Genghis proclaimed himself the scourge of God, and he did in fact
realize the vastest empire known to history, stretching from the Blue
Sea to the Baltic, and from the vast plains of Siberia to the banks of
the sacred Ganges. The most solid empires of the ancient world were
overthrown by the tramp of his horsemen and the shafts of his archers.
From the tumult into which he threw the western continent there issued
certain vast results: the fall of the Byzantine empire, involving the
Renaissance, the voyages of discovery in Asia, undertaken from both
sides of the globe--that is to say, Gama and Columbus; the formation of
the Turkish empire; and the preparation of the Russian empire. This
tremendous hurricane, starting from the high Asiatic tablelands, felled
the decaying oaks and worm-eaten buildings of the whole ancient world.

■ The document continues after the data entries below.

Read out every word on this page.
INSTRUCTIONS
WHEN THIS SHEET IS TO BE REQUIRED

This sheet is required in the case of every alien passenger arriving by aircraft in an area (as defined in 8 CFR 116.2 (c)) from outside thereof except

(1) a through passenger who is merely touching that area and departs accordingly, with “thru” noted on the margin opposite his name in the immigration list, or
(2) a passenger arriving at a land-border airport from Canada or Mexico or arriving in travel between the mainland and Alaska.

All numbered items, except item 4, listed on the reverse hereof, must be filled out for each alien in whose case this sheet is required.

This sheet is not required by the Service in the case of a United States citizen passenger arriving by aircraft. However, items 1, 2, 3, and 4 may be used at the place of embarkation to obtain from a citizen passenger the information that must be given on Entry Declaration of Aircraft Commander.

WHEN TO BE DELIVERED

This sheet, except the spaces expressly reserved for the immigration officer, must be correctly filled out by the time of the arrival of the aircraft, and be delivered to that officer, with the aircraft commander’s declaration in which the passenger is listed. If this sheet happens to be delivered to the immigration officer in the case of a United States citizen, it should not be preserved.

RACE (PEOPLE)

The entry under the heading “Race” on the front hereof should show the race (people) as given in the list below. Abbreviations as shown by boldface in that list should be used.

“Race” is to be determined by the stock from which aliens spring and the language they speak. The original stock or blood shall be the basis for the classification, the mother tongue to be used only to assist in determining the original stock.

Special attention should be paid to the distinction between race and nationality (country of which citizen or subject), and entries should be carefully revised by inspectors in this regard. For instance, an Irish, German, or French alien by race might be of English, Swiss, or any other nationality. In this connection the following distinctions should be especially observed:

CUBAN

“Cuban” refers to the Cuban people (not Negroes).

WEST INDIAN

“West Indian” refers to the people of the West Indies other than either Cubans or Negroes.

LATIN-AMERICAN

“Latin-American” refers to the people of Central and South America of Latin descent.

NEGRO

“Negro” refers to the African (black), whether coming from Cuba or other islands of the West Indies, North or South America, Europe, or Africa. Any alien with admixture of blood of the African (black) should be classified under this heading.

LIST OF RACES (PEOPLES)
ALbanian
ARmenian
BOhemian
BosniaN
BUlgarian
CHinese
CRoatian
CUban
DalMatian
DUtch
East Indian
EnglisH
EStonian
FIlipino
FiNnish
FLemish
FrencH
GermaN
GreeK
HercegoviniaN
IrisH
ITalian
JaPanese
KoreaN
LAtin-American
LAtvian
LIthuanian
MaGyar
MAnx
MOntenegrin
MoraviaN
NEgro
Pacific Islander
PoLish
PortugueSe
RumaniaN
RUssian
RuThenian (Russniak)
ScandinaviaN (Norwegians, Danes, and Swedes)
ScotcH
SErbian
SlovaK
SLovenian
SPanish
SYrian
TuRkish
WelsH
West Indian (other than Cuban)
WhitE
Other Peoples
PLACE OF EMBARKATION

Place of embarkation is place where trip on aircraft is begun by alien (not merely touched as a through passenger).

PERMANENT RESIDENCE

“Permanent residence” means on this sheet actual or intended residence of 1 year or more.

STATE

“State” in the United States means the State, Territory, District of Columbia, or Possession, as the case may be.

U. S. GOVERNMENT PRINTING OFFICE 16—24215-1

The descent of the yellow, flat-nosed Mongols upon Europe is a
historical cyclone which devastated and purified our thirteenth century,
and broke, at the two ends of the known world, through two great Chinese
walls--that which protected the ancient empire of the Center, and that
which made a barrier of ignorance and superstition round the little
world of Christendom. Attila, Genghis, Tamerlane, ought to range in the
memory of men with Caesar, Charlemagne, and Napoleon.